Laut Leitlinie sollte bei primär resektablen und karzinomverdächtigen Raumforderungen im Pankreas auf eine vorherige bioptische Sicherung verzichtet werden, um eine direkte Resektion nicht zu verzögern. Eine Biopsie wird nur dann empfohlen, wenn differenzialdiagnostische Zweifel bestehen, die das therapeutische Vorgehen ändern würden. Vor Beginn einer palliativen Systemtherapie ist eine histologische Sicherung hingegen zwingend erforderlich.

Häufig gestellte Fragen

Die Leitlinie empfiehlt kein Screening für die Normalbevölkerung. Es wird lediglich Hochrisikogruppen, wie Personen mit familiärem Pankreaskarzinom oder spezifischen genetischen Syndromen, eine strukturierte Überwachung angeboten.

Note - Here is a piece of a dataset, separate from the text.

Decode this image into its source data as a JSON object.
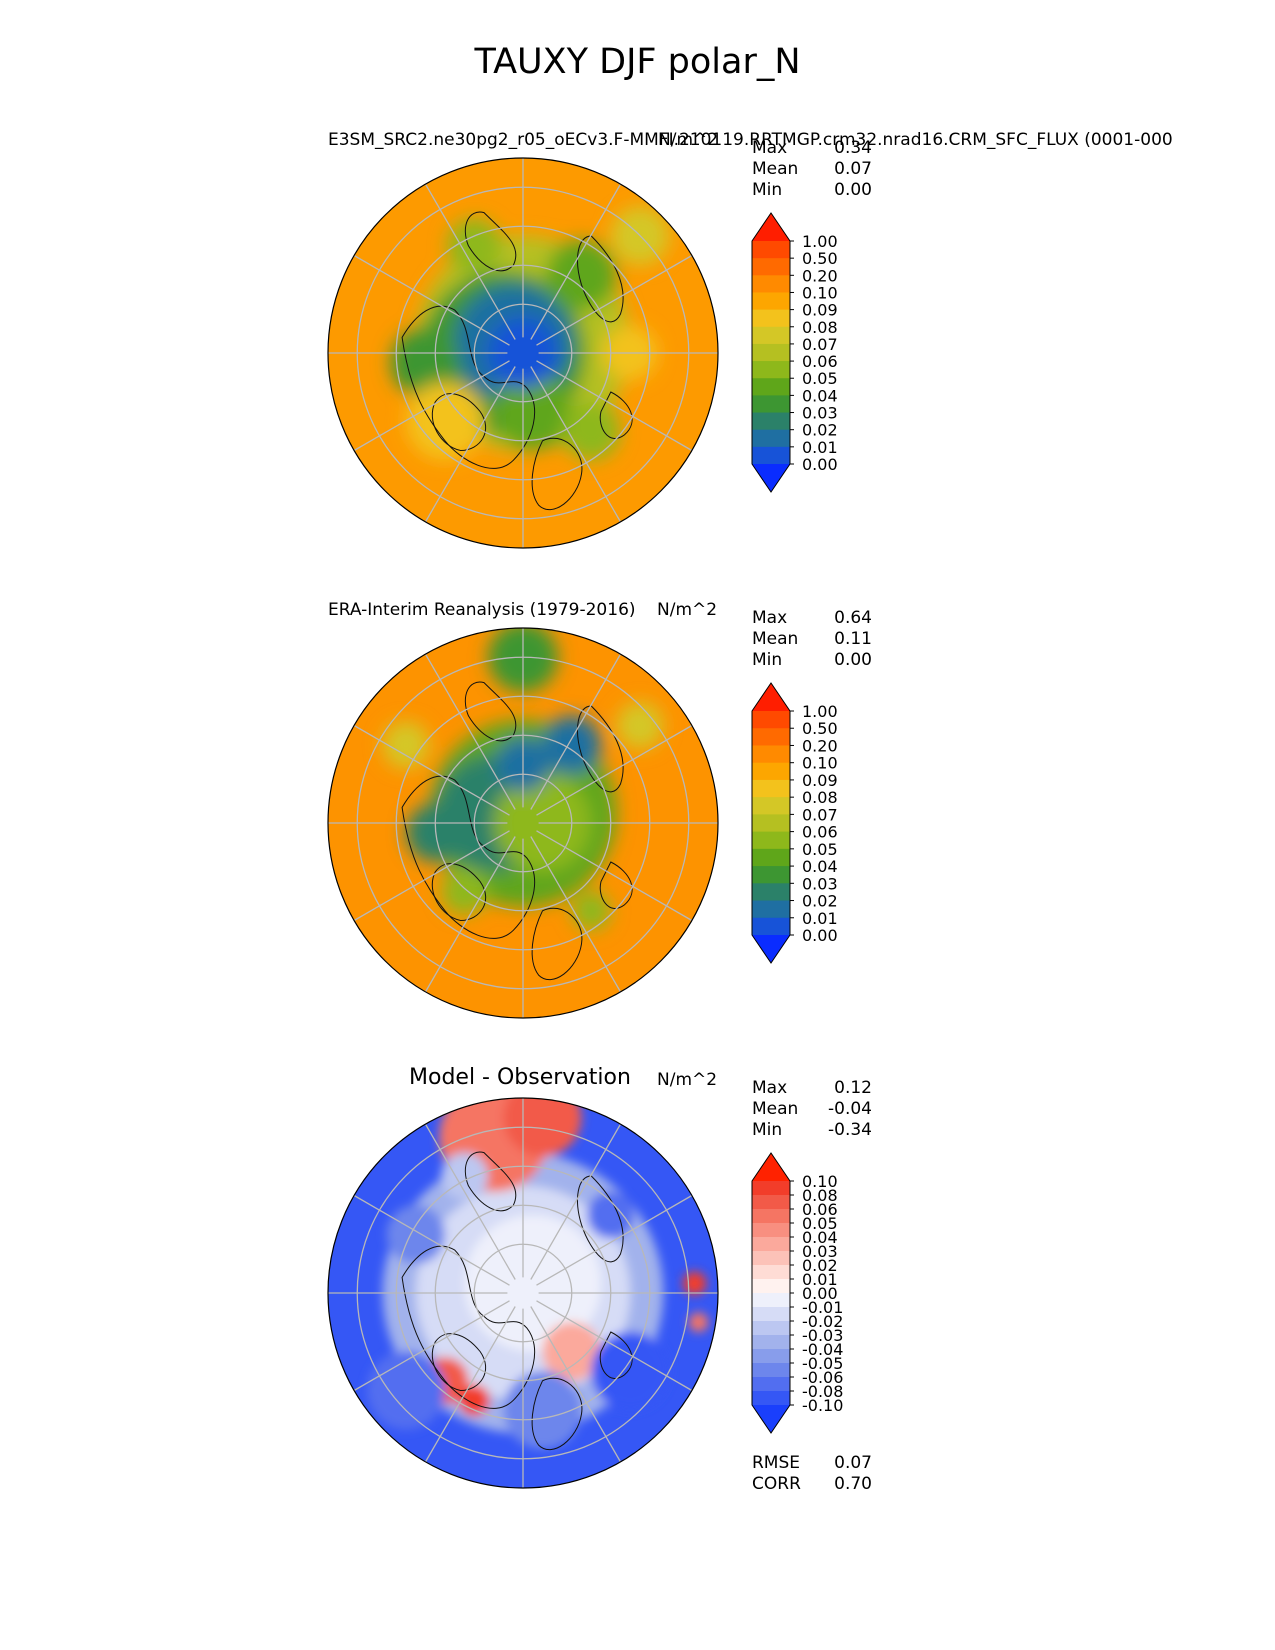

Zur Primärdiagnostik und Ausbreitungsdiagnostik werden laut Leitlinie die Multidetektor-CT (als Dünnschicht-CT) und die Endosonographie empfohlen. Ein MRT der Leber kann ergänzend zur Detektion von Metastasen eingesetzt werden.

Es wird eine adjuvante Chemotherapie über einen Zeitraum von 6 Monaten empfohlen. Der Beginn sollte idealerweise innerhalb von 12 Wochen nach der Operation erfolgen.

Bei Patienten mit einem ECOG-Status von 0 bis 1 empfiehlt die Leitlinie Kombinationschemotherapien. Hierzu gehören FOLFIRINOX, NALIRIFOX oder die Kombination aus Gemcitabin und nab-Paclitaxel.

Gemäß der Leitlinie sollen im Rahmen der standardisierten Lymphadenektomie mindestens 12 regionäre Lymphknoten entfernt und pathologisch untersucht werden.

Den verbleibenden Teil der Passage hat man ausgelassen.